# How to Migrate database from MySQL to PostgreSQL

Source: https://www.bytebase.com/reference/postgres/how-to/how-to-migrate-database-from-mysql-to-postgres/

---

## When you should consider migrating from MySQL to PostgreSQL

### Advanced feature requirements

- **Complex Data Types**: PostgreSQL provides robust support for JSON, arrays, hstore, and custom types, making it ideal for applications with complex data structures.
- **Geospatial Support**: PostgreSQL with PostGIS offers superior geospatial capabilities compared to MySQL's spatial extensions.

### Scalability needs

- **Table Partitioning**: PostgreSQL's declarative partitioning is more flexible and powerful than MySQL's partitioning system.
- **Parallel Query Execution**: PostgreSQL can utilize multiple CPU cores for single queries, improving performance for complex analytical workloads.
- **Advanced Indexing**: PostgreSQL supports more index types (B-tree, Hash, GiST, SP-GiST, GIN, and BRIN) and offers partial and expression indexes.

### Licensing concerns

PostgreSQL offers freedoms that MySQL's GPL version doesn't:

- **Permissive License**: PostgreSQL uses a PostgreSQL License (similar to MIT/BSD), which:

  - Allows unrestricted use in proprietary applications
  - Doesn't require source code disclosure
  - Permits creating closed-source derivatives

- **Unrestricted Embedding**: You can embed PostgreSQL in commercial products without licensing fees or source code obligations.
- **Fork Freedom**: You can create proprietary forks of PostgreSQL without license obligations.
- **No Corporate Control**: PostgreSQL is developed by a community organization rather than a single company, reducing concerns about commercial interests affecting the license.

## When you should think twice

- If your application handles a high volume of write operations, PostgreSQL may perform less efficiently.
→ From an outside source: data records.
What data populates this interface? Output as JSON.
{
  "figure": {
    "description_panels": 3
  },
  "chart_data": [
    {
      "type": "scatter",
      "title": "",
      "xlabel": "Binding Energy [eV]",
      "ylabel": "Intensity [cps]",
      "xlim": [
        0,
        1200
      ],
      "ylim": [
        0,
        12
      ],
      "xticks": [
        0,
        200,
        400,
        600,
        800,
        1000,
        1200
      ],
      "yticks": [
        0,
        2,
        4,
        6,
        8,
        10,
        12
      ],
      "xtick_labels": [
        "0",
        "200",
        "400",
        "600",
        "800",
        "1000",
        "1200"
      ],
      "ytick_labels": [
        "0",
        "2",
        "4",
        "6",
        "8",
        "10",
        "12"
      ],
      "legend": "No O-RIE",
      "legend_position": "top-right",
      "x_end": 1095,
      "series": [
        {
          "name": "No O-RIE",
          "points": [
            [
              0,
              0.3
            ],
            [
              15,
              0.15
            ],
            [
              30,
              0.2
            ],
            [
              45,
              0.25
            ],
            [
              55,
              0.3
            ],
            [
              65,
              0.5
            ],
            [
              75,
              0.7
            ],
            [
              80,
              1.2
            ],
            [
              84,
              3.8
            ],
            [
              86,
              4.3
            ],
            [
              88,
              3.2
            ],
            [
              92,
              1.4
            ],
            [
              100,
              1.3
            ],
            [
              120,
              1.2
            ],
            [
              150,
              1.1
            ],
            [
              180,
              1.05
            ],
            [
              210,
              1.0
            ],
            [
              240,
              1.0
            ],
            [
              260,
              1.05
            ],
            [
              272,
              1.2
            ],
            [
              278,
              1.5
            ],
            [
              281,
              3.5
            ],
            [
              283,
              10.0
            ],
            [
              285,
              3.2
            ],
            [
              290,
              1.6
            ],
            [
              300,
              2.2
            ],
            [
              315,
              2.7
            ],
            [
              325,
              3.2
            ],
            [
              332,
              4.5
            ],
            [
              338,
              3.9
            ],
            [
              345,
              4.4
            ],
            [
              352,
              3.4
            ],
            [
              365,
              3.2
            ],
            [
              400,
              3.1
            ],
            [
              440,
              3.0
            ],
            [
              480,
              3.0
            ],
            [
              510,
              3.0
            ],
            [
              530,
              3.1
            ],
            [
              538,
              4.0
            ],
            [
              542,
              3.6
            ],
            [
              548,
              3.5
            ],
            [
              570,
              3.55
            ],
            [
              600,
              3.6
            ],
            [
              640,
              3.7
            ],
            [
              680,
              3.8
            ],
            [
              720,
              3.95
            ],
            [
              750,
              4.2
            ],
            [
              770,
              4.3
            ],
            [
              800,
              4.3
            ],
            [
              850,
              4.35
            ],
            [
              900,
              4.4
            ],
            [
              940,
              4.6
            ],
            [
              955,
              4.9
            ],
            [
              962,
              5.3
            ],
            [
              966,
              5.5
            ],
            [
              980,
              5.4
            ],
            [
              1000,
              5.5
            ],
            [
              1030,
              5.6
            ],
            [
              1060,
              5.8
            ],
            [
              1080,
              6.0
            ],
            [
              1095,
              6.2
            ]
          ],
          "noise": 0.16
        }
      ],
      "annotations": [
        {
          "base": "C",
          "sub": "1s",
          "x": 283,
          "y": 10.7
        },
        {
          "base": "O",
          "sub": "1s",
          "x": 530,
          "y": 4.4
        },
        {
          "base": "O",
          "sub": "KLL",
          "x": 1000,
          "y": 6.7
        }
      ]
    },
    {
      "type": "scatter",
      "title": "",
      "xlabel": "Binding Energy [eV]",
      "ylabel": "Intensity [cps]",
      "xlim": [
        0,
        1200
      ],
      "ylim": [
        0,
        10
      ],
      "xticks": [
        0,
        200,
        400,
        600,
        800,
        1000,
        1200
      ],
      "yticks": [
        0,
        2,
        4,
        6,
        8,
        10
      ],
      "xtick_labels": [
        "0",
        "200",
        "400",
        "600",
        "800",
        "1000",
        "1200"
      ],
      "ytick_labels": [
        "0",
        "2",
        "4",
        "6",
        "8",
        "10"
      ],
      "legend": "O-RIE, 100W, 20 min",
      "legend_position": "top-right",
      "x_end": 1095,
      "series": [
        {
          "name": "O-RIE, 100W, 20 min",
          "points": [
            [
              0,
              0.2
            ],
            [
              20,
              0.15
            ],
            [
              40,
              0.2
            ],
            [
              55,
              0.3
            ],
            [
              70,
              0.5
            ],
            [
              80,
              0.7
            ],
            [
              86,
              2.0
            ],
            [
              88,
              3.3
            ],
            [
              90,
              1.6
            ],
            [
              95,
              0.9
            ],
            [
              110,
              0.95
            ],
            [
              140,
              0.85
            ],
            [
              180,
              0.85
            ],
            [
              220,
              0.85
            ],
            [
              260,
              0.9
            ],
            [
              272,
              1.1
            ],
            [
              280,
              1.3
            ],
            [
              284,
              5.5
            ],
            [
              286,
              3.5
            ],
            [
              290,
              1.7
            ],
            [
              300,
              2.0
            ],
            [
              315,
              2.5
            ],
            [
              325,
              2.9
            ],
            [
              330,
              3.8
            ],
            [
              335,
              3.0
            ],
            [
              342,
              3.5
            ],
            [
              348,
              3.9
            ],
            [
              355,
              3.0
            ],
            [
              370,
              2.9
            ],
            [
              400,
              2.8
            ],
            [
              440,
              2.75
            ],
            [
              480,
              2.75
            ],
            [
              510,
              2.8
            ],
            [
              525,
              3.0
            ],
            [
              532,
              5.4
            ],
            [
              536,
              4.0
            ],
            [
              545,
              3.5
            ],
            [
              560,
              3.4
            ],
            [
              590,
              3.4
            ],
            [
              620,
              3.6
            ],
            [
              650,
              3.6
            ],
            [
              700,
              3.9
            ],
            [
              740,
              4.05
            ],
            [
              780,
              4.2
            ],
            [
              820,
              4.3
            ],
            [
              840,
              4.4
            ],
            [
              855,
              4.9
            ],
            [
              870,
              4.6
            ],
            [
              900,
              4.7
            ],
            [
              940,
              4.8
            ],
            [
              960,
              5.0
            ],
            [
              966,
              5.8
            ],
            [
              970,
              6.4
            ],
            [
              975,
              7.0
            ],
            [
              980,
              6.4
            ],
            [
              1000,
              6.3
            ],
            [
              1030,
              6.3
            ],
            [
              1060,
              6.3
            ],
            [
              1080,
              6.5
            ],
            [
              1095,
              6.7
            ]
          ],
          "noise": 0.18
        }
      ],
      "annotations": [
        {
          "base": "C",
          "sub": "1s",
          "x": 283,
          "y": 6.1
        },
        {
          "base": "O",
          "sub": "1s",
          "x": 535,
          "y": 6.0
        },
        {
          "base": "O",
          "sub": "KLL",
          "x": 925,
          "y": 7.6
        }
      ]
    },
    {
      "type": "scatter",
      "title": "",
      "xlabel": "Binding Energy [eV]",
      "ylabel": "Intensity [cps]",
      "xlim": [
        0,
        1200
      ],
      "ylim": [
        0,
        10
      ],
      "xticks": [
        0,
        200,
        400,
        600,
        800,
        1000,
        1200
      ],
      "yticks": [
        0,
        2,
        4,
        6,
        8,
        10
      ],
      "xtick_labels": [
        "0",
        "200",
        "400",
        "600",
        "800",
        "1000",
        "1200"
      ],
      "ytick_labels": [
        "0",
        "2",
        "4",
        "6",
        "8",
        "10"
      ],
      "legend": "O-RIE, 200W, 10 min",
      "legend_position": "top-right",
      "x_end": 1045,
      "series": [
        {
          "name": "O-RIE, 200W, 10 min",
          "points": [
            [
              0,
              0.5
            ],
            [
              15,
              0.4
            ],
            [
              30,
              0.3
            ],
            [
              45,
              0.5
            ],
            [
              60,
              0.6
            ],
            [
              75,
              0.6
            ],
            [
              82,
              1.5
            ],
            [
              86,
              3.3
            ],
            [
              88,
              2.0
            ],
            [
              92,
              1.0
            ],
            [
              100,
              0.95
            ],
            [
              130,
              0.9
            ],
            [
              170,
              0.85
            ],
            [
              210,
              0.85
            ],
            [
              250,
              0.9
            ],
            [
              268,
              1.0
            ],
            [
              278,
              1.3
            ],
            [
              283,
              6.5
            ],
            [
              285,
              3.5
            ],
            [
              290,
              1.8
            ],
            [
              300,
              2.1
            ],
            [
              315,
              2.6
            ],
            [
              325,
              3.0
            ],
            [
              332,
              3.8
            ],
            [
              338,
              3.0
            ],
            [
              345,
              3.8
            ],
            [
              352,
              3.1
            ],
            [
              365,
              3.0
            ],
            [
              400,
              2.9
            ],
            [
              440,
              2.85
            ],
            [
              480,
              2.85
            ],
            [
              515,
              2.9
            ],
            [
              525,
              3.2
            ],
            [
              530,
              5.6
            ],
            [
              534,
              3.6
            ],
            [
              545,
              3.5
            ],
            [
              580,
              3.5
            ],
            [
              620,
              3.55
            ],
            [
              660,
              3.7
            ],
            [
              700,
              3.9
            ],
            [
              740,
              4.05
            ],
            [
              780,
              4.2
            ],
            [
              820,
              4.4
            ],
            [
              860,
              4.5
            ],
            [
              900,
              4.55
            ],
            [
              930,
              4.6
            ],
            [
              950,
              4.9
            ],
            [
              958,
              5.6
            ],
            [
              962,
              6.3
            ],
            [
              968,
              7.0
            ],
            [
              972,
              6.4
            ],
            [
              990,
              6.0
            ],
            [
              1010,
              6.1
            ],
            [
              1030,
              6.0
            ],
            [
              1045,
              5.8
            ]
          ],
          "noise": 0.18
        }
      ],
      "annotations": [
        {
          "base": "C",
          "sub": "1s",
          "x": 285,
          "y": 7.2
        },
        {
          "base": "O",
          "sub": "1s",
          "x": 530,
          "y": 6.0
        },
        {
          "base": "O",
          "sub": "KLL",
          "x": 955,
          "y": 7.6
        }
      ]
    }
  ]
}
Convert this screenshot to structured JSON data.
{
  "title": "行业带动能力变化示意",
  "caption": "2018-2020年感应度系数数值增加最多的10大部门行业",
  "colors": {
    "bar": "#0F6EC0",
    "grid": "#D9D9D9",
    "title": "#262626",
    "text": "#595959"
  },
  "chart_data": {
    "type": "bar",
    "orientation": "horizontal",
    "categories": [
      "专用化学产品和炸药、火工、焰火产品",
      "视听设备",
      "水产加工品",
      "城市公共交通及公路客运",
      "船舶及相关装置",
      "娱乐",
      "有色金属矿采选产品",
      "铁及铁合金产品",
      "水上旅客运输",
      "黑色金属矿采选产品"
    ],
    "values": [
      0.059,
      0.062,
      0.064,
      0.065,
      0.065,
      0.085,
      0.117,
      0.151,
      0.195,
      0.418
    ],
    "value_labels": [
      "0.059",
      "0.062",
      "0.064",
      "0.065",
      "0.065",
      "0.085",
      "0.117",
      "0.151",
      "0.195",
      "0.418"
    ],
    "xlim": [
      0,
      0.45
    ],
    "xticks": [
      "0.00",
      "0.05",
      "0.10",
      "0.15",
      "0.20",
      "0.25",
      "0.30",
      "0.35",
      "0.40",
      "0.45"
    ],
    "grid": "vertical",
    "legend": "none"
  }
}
Check [Uber's switch from PostgreSQL to MySQL](https://www.uber.com/en-SG/blog/postgres-to-mysql-migration/)
- All-in-one vs best of breed. While PostgreSQL is like an all-in-one database thanks to its extensible architecture, it may be better to let your relational database handle transactional processing and use more specialized systems for analytical processing, full-text search, etc. If you are considering migrating databases, yours has likely reached a certain scale and encountered bottlenecks. The all-in-one approach is more desirable when you’re just getting started.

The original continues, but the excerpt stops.